When the arcades went down, Atari began to seriously fade from the marketplace.  When you lose a console, you increasingly become irrelevant.  Sega is in that boat now, nowhere near what they were when they had a console.  I believe Nintendo would likewise be similar if they ended up not having a console.  Mario would go the way of Sonic without Nintendo having its own console to showcase Mario and others.  Metroid would get lost, as would Zelda.  People just wouldn't care as much at all.  I believe this is a reason why you Nintendo argues against going third-party.
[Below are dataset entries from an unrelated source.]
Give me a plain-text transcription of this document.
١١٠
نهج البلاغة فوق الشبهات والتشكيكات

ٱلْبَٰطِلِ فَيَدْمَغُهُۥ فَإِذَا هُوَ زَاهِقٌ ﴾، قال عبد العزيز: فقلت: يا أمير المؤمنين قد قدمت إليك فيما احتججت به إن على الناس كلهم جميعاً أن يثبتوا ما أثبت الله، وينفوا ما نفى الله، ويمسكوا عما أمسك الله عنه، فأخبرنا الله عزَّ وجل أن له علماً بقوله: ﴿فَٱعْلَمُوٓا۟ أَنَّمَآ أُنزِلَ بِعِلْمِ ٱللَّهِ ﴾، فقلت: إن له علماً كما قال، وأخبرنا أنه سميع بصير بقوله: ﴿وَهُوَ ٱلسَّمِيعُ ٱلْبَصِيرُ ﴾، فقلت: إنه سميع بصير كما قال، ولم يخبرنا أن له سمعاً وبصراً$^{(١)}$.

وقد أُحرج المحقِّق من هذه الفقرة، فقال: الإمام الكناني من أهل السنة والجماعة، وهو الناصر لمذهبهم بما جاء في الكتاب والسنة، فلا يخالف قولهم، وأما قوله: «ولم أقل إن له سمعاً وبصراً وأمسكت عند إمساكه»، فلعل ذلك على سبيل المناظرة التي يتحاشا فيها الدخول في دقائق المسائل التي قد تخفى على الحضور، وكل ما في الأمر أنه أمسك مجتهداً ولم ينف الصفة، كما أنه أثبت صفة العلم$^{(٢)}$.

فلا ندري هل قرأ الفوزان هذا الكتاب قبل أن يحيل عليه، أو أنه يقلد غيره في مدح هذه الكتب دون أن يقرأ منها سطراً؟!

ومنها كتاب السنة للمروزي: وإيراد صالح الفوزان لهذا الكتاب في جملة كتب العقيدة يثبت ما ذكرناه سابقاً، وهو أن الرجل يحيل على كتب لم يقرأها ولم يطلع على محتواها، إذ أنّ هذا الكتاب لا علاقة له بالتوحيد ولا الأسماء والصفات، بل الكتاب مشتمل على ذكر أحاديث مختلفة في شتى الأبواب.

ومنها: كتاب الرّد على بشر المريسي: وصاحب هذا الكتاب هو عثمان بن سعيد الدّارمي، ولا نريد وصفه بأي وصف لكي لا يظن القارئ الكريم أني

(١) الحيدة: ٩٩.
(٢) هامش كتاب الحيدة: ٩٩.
I believe Nintendo likes to make their own consoles because they can choose the specs they need and best control input to utilize their games.  I've only had a few minor issues with their controllers (analog stick on N64 controller could have used a metal shaft like Radioshack's controller to prevent the analog stick from going bad, and had problems with yellow c stick on GC controllers acting like it is being pressed in a direction even though it isn't being touched (had no problems with Wavebird just the wired)).

Anyways, Nintendo would rather control the whole process from hardware to software.  Their IPs are good enough to ensure lots of sales.  Their only real bomb would be the Virtual Boy.  That was the only time they missed on hardware so much that even their IPs couldn't save the console.  GameCube had good specs and had good third party support.  It got dominated in the overall sales but they still made money off it.  Melee sold pretty damn well for a fighting game (number 3 on the all time sales chart for fighting games just barely behind Tekken 3).  Their other main IPs still sold millions each.  So while they only sold 20m hardware they still sold a shitload of software.